Monday, September 30, 2013

Mother's Easy Macaroni and Cheese Casserole Recipe

Recipe's Creation

When I was 15 weeks pregnant and suffering from constant headaches, my midwife suggested that I increase my protein intake. She gave me a list of foods and ingredients to add to my diet. In turn, my 16 year old daughter and I were steadily creating new, easy casserole dishes using the ingredients given to me. This dish was super easy to make and uses meat (a vegetarian substitute can be used in place of the ground beef), cheeses, and dry milk to give the dish a protein boost.

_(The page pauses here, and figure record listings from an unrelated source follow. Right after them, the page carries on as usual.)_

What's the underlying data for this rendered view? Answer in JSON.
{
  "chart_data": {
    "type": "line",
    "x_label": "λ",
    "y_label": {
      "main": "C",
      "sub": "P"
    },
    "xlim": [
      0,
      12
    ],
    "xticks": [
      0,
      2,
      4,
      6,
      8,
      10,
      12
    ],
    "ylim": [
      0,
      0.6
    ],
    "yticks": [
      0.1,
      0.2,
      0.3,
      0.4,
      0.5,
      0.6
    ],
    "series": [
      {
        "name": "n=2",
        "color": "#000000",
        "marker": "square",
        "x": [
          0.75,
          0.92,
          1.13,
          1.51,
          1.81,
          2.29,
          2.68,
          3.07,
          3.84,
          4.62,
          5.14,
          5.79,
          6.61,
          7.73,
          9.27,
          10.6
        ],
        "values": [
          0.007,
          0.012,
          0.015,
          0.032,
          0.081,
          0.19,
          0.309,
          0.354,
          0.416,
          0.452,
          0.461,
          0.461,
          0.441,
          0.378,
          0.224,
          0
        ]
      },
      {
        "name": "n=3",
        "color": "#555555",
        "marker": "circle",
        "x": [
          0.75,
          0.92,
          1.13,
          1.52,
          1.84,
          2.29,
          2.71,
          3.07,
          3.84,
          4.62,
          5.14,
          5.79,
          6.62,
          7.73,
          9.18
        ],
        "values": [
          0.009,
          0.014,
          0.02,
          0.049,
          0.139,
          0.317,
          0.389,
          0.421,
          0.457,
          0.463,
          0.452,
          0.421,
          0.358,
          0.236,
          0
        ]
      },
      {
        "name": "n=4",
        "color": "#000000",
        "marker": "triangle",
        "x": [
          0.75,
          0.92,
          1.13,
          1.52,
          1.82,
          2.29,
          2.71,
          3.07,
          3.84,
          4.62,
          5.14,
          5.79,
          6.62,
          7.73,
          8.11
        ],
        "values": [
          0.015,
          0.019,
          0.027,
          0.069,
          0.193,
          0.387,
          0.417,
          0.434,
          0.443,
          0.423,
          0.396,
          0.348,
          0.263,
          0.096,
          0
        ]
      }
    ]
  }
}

  • 1 lb. ground beef, turkey, or vegetarian substitute, cooked and drained
  • one 1 lb. box elbow macaroni noodles, cooked and drained
  • 1/2 cup instant nonfat dry milk
  • 2 cups shredded mozzarella cheese
  • 2 cups shredded cheddar cheese, divided
  • 24 oz. jar spaghetti sauce or diced tomatoes

How to Prepare

  • In large bowl, mix together ground beef, noodles, dry milk, mozzarella cheese, and 1 cup cheddar cheese.
  • Spread noodle mix evenly in a 13 X 9-inch casserole pan.
  • Top noodles with tomato sauce and 1 cup cheddar cheese.
  • Bake at 350 degrees F for 30 minutes.